Сестре барон отдал ключи от всех сундуков. Лоренца ни за что не захотела их принять.
— Принять ключи значило бы признать себя здесь хозяйкой, а я этого не хочу, — сказала она в ответ на удивленный взгляд свекра. — Если бы я подарила вам наследника, было бы другое дело, но сейчас в этом доме я только жена Тома. Я уж не говорю, что тетя Кларисса гораздо лучше разбирается в ведении дома, чем я. А я буду приглядывать за оранжереей. Благодаря вам там я смогу быть даже полезной, — успокоила она барона, мило улыбаясь.
— Оранжерею я вам доверяю целиком и полностью, — ответил барон, обнимая Лоренцу. — Уверен, что вы будете холить мои дорогие цветочки.
Барон всячески старался выказать свое хорошее настроение, заботливо вникая в хозяйственные мелочи, — так он отвлекался от мучительной тревоги, которая торопила его поскорее приняться за розыски. От той же тревоги сжимались сердца двух женщин, когда, обнявшись, они стояли на крыльце и наблюдали, как барон с легкостью опытного наездника вскочил на лошадь и рысью поскакал к воротам. Следом за ним отправился и Фелисьен.

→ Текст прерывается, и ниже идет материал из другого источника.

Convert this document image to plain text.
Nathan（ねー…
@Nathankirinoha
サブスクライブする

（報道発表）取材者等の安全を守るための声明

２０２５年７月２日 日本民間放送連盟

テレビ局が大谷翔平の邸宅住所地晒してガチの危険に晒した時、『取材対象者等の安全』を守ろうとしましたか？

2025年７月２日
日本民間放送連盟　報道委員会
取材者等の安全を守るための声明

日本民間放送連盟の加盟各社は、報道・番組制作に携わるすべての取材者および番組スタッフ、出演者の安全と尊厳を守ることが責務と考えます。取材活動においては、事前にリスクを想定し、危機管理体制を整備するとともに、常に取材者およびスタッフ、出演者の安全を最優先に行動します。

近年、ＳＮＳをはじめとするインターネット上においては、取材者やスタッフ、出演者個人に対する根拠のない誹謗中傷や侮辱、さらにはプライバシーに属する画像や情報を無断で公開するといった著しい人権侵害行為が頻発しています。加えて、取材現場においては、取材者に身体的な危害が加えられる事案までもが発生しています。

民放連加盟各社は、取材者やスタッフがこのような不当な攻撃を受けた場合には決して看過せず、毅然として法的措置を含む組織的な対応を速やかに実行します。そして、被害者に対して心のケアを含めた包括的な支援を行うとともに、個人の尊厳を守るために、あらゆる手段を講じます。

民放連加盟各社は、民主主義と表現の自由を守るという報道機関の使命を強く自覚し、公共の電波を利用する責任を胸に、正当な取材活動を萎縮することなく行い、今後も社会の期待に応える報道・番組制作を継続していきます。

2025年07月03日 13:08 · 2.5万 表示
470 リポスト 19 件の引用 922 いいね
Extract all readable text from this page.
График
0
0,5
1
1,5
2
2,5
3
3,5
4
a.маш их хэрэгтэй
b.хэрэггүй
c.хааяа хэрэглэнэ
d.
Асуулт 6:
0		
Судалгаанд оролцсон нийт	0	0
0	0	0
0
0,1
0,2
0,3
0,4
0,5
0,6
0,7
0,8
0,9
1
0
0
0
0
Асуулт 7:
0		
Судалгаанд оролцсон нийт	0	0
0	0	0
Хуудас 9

— Что же нам теперь делать? — прошептала Лоренца.
— Ждать, моя девочка. С самых древних времен это удел супруг сеньоров-воинов. Ждать и... молиться. Думаю, вы не откажетесь пойти в часовню?
Лоренца согласно кивнула, хотя ей совсем не хотелось туда идти. Ожидание томило и раздражало ее. Мысленно она скакала рядом с Губертом по неведомым дорогам, торопясь и страшась узнать то, что должна узнать в тех северных краях, где славный и добрый де Буа-Траси нашел свою смерть. Есть ли хоть один шанс, что Тома избежал его участи?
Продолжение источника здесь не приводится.